Her feelings for one of the men who tricked her from the start threaten to complicate everything. Not the tale of a damsel in distress, this is the story of a tenacious, young woman who solved a mystery so great that not even the enchanted man who spun straw into gold could figure it out.
Not until Aoife came along.
Review:
Aoife is a relatable protagonist who wants to decide what she does with her future, instead of allowing herself to be roped into marriage with a disagreeable gentleman. She is intelligent and understands how to make the most out of what one has, but while she could easily survive elsewhere, her family ties hold her strongly in place. The story began to deviate from the original and I was so excited… just to be smacked back into the regular story.

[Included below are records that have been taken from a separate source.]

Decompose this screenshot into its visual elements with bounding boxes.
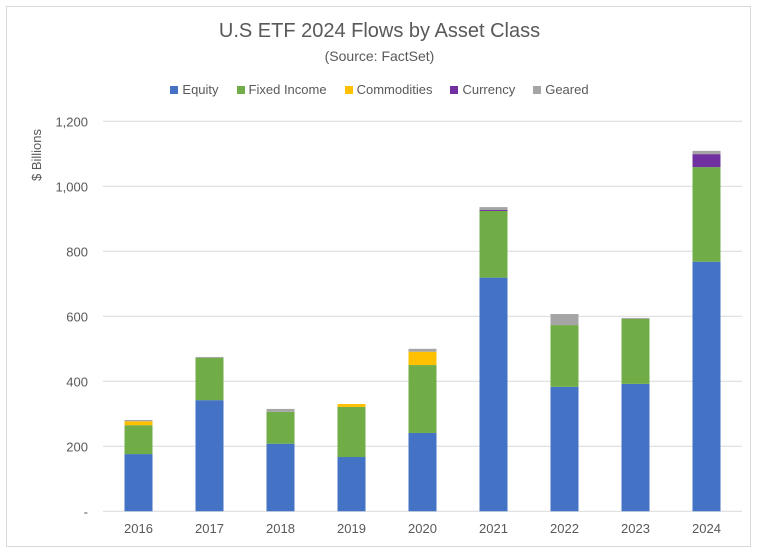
legend-label: Fixed Income xyxy=(248,82,327,97)
x-tick-label: 2019 xyxy=(337,521,366,536)
bar-equity-2022 xyxy=(550,386,579,512)
legend-swatch xyxy=(533,85,542,94)
x-tick-label: 2024 xyxy=(692,521,721,536)
bar-fixed-income-2020 xyxy=(408,365,437,433)
legend-item-equity: Equity xyxy=(170,82,219,97)
bar-geared-2022 xyxy=(550,314,579,326)
bar-equity-2018 xyxy=(266,443,295,512)
bar-commodities-2016 xyxy=(124,421,153,426)
legend: Equity Fixed Income Commodities Currency Gea… xyxy=(0,82,759,97)
y-axis-label: $ Billions xyxy=(29,128,44,181)
legend-label: Commodities xyxy=(356,82,433,97)
bar-currency-2021 xyxy=(479,210,508,211)
bar-fixed-income-2016 xyxy=(124,425,153,455)
bar-fixed-income-2018 xyxy=(266,411,295,444)
legend-swatch xyxy=(170,85,179,94)
bar-geared-2020 xyxy=(408,348,437,352)
bar-equity-2016 xyxy=(124,454,153,512)
y-tick-label: - xyxy=(84,504,88,519)
bar-commodities-2019 xyxy=(337,404,366,407)
legend-item-commodities: Commodities xyxy=(344,82,433,97)
bar-currency-2024 xyxy=(692,154,721,168)
x-tick-label: 2018 xyxy=(266,521,295,536)
bar-fixed-income-2022 xyxy=(550,325,579,387)
bar-equity-2024 xyxy=(692,261,721,512)
legend-swatch xyxy=(236,85,245,94)
chart-area xyxy=(6,6,751,547)
bar-commodities-2020 xyxy=(408,351,437,366)
y-tick-label: 400 xyxy=(66,374,88,389)
legend-item-currency: Currency xyxy=(450,82,515,97)
x-tick-label: 2017 xyxy=(195,521,224,536)
x-tick-label: 2021 xyxy=(479,521,508,536)
bar-equity-2017 xyxy=(195,400,224,512)
y-tick-label: 600 xyxy=(66,309,88,324)
legend-label: Equity xyxy=(182,82,219,97)
legend-item-geared: Geared xyxy=(533,82,589,97)
bar-equity-2023 xyxy=(621,383,650,512)
bar-geared-2021 xyxy=(479,207,508,211)
bar-equity-2020 xyxy=(408,432,437,512)
bar-equity-2019 xyxy=(337,457,366,512)
bar-geared-2024 xyxy=(692,150,721,155)
bar-fixed-income-2023 xyxy=(621,318,650,384)
legend-item-fixed-income: Fixed Income xyxy=(236,82,327,97)
legend-label: Currency xyxy=(462,82,516,97)
y-tick-label: 1,200 xyxy=(55,114,88,129)
chart-title: U.S ETF 2024 Flows by Asset Class xyxy=(218,20,541,42)
bar-geared-2018 xyxy=(266,408,295,412)
chart-subtitle: (Source: FactSet) xyxy=(324,48,435,64)
bar-fixed-income-2019 xyxy=(337,406,366,458)
x-tick-label: 2023 xyxy=(621,521,650,536)
bar-geared-2017 xyxy=(195,356,224,358)
bar-fixed-income-2021 xyxy=(479,211,508,278)
legend-label: Geared xyxy=(545,82,589,97)
y-tick-label: 800 xyxy=(66,244,88,259)
bar-geared-2023 xyxy=(621,317,650,319)
bar-fixed-income-2017 xyxy=(195,357,224,401)
y-tick-label: 1,000 xyxy=(55,179,88,194)
bar-geared-2016 xyxy=(124,419,153,422)
x-tick-label: 2022 xyxy=(550,521,579,536)
bar-fixed-income-2024 xyxy=(692,167,721,262)
y-tick-label: 200 xyxy=(66,439,88,454)
legend-swatch xyxy=(344,85,353,94)
bar-equity-2021 xyxy=(479,277,508,512)
x-tick-label: 2016 xyxy=(124,521,153,536)
legend-swatch xyxy=(450,85,459,94)
x-tick-label: 2020 xyxy=(408,521,437,536)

Unfortunately, while Aoife is a great protagonist, the rest of the characters in the story don’t seem to have personality, and they don’t grow throughout the novel. While one might expect that a being such as Rumpelstiltskin likely doesn’t have many manners because he hasn’t spent a lot of time around people, it seemed that the duke was constantly acting like a petulant child. Luckily, the duke does begin to realize that changing his behaviour does get him the correct attention he craves.
All said, I quite enjoyed this book and when I began it I was almost late to ballet class because I couldn’t put it down. Good read, and one I feel that reluctant readers who enjoyed fairy tales might really like.
Author Biography: (From Amazon)
Bonnie grew up a shy, quiet girl who the teachers always seated next to the noisy boys because they knew she was too afraid to talk to anyone. She always had a lot she wanted to say but was too afraid to share it for fear she might die of embarrassment if people actually noticed her. Somewhere along the line, perhaps after she surprised her eighth grade class by standing up to a teacher who was belittling a fellow student, she realized that she had a voice and she didn’t burst into flames when her classmates stared at her in surprise.
Not long after that, she began spinning tales, some of which got her into trouble with her mom. Whether persuading her father to take her to the candy store as a little girl or convincing her parents to let her move from Los Angeles to Manhattan to pursue a career at eighteen as a ballet dancer with only $200 in her pocket, Bonnie has proven that she knows how to tell a compelling story.
Now she spends her time reading and making up stories for her two children at night. By day she is an English teacher who never puts the quiet girls next to the noisy boys and works hard to persuade her students that stories, whether they are the ones she teaches in class or the ones she tells to keep them from daydreaming, are better escapes than computers, phones, and social media.